From the outside, it seems these holiday shoppers are willing to pay any amount of cash.
But shoppers often behave differently than they would ideally like to behave, says University of Michigan Marketing Professor Scott Rick. The need to buy gifts may overwhelm the influence of purchase pain on spending decisions, he says.
Some consumers chronically spend more than they would like, and some consumers chronically spend less than they would like, Rick says.
Where an individual falls within the range of desiring to spend more or less largely determines whether he or she is a tightwad or a spendthrift, characteristics that determine quite a bit about a person's spending habits.
People who experience an intense pain of paying may behave as if dining out tonight requires giving up several nicer dinners next month. Rick refers such consumers as tightwads. People who experience minimal pain of paying may behave as if dining out tonight requires giving up nothing next month are referred as spendthrifts.
His research shows tightwads and spendthrifts spend about the same amount on gifts. It may be that spending money on someone else lessens the pain of making purchases. Alternatively, spending on gifts may be just as painful as usual for tightwads, but the need to purchase gifts overwhelms the influence of that pain on spending decisions.
Rick proposes that the pain of paying drives tightwads to spend less than they would like, while spendthrifts experience too little pain of paying and typically spend more than they would ideally like to spend.
The pain of paying matters most when purchases are optional, Rick says. Generally, gifts for loved ones are not optional, assuming we want to maintain those relationships.
Tightwads, also called Penny pinchers, are willing to spend more if dinner and a movie are framed as an investment in a relationship, while they spend substantially less in cases of paying for an item with cash that amplifies purchase pain.
Spendthrifts spend significantly more on coffee, clothes and entertainment.
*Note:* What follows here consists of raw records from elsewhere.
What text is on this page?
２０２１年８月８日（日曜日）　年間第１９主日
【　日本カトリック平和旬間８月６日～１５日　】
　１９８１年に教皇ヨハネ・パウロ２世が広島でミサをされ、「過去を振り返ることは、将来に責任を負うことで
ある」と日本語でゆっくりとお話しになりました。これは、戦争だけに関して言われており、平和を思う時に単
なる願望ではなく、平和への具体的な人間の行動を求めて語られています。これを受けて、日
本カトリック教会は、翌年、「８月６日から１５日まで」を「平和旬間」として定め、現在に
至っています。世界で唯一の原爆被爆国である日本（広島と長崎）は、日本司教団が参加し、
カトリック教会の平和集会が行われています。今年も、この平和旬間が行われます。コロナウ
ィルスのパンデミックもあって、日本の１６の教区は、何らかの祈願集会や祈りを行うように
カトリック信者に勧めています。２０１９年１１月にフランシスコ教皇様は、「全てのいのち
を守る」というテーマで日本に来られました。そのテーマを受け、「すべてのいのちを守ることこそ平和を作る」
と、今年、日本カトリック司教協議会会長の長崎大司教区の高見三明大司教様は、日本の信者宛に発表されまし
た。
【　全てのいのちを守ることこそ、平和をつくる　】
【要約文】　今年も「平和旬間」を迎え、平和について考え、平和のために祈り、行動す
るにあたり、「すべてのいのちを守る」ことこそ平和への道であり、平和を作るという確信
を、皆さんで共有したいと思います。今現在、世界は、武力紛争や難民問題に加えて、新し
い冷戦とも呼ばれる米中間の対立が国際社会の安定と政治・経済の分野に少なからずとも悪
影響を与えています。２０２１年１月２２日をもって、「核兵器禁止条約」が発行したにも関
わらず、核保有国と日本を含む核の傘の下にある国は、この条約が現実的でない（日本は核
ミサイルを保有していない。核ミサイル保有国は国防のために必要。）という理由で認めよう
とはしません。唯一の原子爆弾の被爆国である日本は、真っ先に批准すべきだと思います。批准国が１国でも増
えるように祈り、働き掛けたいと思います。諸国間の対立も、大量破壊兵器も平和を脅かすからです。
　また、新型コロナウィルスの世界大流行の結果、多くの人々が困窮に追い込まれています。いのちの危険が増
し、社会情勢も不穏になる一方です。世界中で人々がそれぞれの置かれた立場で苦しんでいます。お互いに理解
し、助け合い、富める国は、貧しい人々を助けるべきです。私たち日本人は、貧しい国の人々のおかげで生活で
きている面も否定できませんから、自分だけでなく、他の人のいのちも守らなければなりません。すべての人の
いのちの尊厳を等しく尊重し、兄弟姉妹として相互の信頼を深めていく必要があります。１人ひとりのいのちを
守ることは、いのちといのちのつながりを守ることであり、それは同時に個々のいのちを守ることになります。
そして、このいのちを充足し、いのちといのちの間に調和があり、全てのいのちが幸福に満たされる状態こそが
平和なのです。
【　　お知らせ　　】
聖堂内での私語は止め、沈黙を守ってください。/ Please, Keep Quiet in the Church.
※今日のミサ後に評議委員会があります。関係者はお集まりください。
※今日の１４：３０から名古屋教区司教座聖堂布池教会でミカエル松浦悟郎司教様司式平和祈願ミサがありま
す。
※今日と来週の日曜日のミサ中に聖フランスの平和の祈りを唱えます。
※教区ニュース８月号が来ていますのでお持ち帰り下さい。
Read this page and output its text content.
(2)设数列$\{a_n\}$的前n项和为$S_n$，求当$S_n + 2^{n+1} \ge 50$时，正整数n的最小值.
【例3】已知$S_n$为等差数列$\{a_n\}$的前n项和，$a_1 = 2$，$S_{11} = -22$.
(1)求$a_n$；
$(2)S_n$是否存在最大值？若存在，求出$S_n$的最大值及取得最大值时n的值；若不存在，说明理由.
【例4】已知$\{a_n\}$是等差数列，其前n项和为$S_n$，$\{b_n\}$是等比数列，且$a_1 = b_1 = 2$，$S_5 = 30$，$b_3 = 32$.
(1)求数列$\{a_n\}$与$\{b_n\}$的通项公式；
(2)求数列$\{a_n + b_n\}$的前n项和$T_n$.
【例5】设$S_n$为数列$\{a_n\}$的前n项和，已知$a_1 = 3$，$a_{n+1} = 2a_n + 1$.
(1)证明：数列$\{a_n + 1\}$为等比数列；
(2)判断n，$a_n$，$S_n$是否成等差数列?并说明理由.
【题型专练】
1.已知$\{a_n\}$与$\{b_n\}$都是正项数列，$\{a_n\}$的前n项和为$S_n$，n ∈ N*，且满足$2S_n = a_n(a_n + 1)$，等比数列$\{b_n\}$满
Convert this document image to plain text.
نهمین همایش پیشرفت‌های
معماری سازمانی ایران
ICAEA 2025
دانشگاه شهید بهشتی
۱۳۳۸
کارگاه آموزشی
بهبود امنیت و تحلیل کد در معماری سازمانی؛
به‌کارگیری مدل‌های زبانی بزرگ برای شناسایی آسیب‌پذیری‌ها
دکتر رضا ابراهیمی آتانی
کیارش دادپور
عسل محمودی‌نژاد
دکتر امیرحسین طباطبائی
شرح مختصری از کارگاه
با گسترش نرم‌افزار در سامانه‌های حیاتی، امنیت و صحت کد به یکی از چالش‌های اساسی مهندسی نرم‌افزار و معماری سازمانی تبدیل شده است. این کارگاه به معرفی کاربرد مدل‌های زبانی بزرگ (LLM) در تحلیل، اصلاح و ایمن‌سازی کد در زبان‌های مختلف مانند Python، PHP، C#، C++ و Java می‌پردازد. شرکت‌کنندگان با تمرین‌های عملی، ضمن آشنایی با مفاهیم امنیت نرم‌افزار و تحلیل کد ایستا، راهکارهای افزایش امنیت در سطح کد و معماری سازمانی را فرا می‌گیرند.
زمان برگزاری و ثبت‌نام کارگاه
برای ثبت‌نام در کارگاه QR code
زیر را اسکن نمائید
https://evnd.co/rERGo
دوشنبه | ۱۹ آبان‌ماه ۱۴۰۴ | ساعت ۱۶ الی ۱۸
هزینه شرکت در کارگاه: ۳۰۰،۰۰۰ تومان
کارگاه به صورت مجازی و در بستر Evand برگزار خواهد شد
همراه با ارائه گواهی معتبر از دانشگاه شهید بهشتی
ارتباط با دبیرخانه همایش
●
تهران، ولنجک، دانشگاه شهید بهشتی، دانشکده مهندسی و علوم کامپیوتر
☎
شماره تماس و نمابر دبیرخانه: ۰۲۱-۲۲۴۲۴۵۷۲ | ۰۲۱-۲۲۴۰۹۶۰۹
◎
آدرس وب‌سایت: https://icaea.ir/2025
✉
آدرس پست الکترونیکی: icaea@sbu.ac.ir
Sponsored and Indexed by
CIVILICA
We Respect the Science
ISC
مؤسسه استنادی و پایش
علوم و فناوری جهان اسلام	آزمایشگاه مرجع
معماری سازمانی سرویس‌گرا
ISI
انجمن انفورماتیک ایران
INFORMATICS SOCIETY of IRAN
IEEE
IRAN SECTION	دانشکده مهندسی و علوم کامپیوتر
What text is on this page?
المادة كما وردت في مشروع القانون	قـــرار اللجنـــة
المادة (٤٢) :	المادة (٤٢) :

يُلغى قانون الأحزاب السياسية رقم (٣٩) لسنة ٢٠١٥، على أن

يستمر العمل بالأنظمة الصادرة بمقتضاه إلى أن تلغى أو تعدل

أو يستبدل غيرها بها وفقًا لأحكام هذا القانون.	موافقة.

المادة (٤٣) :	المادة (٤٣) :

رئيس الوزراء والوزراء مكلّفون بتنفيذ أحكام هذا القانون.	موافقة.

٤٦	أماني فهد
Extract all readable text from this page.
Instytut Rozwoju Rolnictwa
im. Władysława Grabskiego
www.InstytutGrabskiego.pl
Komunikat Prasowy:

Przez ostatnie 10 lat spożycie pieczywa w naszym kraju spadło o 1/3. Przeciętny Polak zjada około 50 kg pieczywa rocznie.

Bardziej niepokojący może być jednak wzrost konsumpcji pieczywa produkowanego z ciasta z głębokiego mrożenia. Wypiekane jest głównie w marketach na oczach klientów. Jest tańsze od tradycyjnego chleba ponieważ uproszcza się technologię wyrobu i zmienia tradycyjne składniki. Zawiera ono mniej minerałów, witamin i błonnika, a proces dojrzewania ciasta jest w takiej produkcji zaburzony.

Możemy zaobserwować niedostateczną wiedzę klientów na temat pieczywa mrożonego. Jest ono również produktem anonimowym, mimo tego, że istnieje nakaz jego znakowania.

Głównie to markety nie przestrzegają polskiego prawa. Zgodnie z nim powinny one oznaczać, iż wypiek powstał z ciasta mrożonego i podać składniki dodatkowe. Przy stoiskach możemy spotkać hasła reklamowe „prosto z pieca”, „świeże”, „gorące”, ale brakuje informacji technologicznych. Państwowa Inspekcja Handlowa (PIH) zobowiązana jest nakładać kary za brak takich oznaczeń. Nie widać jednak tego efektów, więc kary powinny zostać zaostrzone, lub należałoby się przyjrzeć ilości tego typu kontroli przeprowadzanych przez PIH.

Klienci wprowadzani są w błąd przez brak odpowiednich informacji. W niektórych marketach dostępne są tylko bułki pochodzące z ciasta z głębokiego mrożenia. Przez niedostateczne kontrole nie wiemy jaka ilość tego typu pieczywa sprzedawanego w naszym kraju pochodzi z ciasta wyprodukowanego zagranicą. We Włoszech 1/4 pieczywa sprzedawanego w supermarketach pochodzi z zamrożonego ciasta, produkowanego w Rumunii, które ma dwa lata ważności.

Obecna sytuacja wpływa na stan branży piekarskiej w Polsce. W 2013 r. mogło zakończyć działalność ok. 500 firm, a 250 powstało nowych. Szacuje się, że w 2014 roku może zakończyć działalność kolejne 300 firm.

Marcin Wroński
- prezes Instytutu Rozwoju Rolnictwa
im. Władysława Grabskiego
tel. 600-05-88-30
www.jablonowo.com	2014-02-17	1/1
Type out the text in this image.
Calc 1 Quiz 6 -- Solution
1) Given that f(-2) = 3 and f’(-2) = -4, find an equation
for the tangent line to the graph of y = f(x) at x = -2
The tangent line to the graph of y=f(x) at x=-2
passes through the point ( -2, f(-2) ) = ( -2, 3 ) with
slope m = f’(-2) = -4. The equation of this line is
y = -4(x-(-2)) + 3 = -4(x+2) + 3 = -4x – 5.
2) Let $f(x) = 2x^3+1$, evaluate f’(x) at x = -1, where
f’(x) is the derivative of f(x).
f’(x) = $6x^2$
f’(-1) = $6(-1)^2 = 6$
Spending trends level out again when paying for restaurants and hobbies.
Spending differences between tightwads and spendthrifts are greatest in situations that amplify the pain of paying and smallest in situations that diminish the pain of paying.
This is especially true when paying with credit cards because consumers don't immediately feel the pain associated with buying decisions.
Rick found that consumers defied economic models that assume people make spending decisions based on a purely cognitive appreciation of foregoing things in the future by spending today. Just imagine the pleasure a consumer would feel while eating a candy that she bought, and possibly the guilt she would feel after indulging.